Well, it's happened. If I can be defined as a member of "Generation X," according to whatever committee in media-definition land proclaims the acceptable parameters of such things, then I have hit the nouveau chic status of having reached my quarter-life crisis.
To be 25, the symbolic quarter in a world of dollars. To have ascended from the coveted demographic of ages 18-24, only to be lumped in with 25-40, or whatever the next one is. Ugh. It's depressing.
OK, I know. Poor me.
Realistically, age 25 is nothing to be afraid of-it's a standard number associated with celebration, and even gets to claim the color silver. I like silver.
To be sure, this year's 25th anniversary extravaganza at Graceland will put observance number 24 to shame, no? Only the best impersonators will be there, the most committed fans will flock to Memphis from far and wide.
But for me, all sorts of questions flood in. Granted, they're the trite and standard types of life questions one can dissect vicariously on Dawson's Creek, if that show is still on the air. They're the where am I in life ponderings. The billowy daytime TV-styled self-analyses. Middle of the night reflections that eat away at normal sleep.

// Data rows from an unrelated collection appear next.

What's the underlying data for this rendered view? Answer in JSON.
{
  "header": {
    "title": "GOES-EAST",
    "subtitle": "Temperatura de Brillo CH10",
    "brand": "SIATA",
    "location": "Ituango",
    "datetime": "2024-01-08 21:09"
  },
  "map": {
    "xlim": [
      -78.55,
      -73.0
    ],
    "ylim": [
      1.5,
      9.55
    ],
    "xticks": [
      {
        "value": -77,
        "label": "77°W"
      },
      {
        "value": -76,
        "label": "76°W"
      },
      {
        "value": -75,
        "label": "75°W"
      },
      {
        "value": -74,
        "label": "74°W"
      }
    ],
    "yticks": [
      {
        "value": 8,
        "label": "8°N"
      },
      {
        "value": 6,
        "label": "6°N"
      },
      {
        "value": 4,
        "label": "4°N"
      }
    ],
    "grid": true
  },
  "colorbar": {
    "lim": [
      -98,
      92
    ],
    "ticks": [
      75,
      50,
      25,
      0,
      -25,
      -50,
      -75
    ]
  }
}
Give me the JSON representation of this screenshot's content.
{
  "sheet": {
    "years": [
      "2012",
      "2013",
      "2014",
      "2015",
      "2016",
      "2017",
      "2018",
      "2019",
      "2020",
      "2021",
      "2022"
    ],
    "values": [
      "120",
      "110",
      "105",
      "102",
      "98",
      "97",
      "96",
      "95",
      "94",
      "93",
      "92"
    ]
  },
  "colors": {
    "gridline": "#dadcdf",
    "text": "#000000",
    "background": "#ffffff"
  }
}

No, not true. Sleep comes way first on my priority list.
Ever since they invented that quarter-life crisis, though, I've been awaiting its effects like a nightly news-watching, pop culture journal-reading junkie of modern times.
In celebration of my 25th year as a Gemini (read woman afflicted with multiple personalities if you are so inclined--we get such a bad rap) I've had a rather bicoastal month. After my stint back home in Jersey, and then my return to the source, the Mississippi and Memphis, I spent a week out in LA testing my aptitude at Pacific Coast culture, and then came back again. Whew.
In Los Angeles, the city inhabited by angels who don't look 25 even when they're 40, I saw people and lives of all kinds.
I walked amidst the fashionably mismatched creatures of Venice Beach who peddled trinkets, psychic advice, booty call incense, acupuncture, natural ecstasy, artwork, and everything in between. One cosmically intuitive salesman offered my friend and I a 50% discount off of all of the crap in his shop because he knew, this Mr. Cleo did, that we were truly in love. Though disappointed when we told him that we weren't in that kind of love, he said he'd still give us the deal. Now that's some salesmanship right there.
I also saw a city within the city made of cardboard and desperation, somewhere in central LA. Blocks and blocks of box homes and weatherworn people lined an area outside of the jewelry district.
LA, city of the human landscape, of potentiality and prospects, of self-promotion, self-definition, and chance. Maybe LA is America's quarter-life crisis in action, with so many ideas bouncing within its oceanfront head about what it might become. There, the people dream that the imagined can be real.
But in a blur, my plane was returning me here, back to Memphis, for the second time this month.
To celebrate my return, and bid goodbye to the first shiny quarter of my life, I went downtown to check out the Sunset Symphony. Shamefully, I'll admit that I took off to rent some movies before the actual orchestra started, but when it was over I could hear the fireworks ringing like syncopated cannon bursts from my apartment in Midtown.
And my time being 18-24 receded in lights and blazes, to be replaced with this new "adult" state.
Again, poor, poor me.
To be honest, I don't really feel that I have suddenly grown old. Isn't it interesting, though, to gauge yourself from time to time against popular culture's demographical categories? A few weeks ago, I pondered my identity as a Yankee Southerner, and now I do so as a 2nd quarter of lifer, here in Memphis, and ready to go.
If there really is some crisis going on in some hidden pocket of my head, though, then here's my planned remedy. I'll take one pill with the memories of my life up North, one full of the hopefulness and will to define the "new" from LA, and I'll wash it down over a beer as the sun sets over the Mississippi.
I'll let you know what happens in the morning.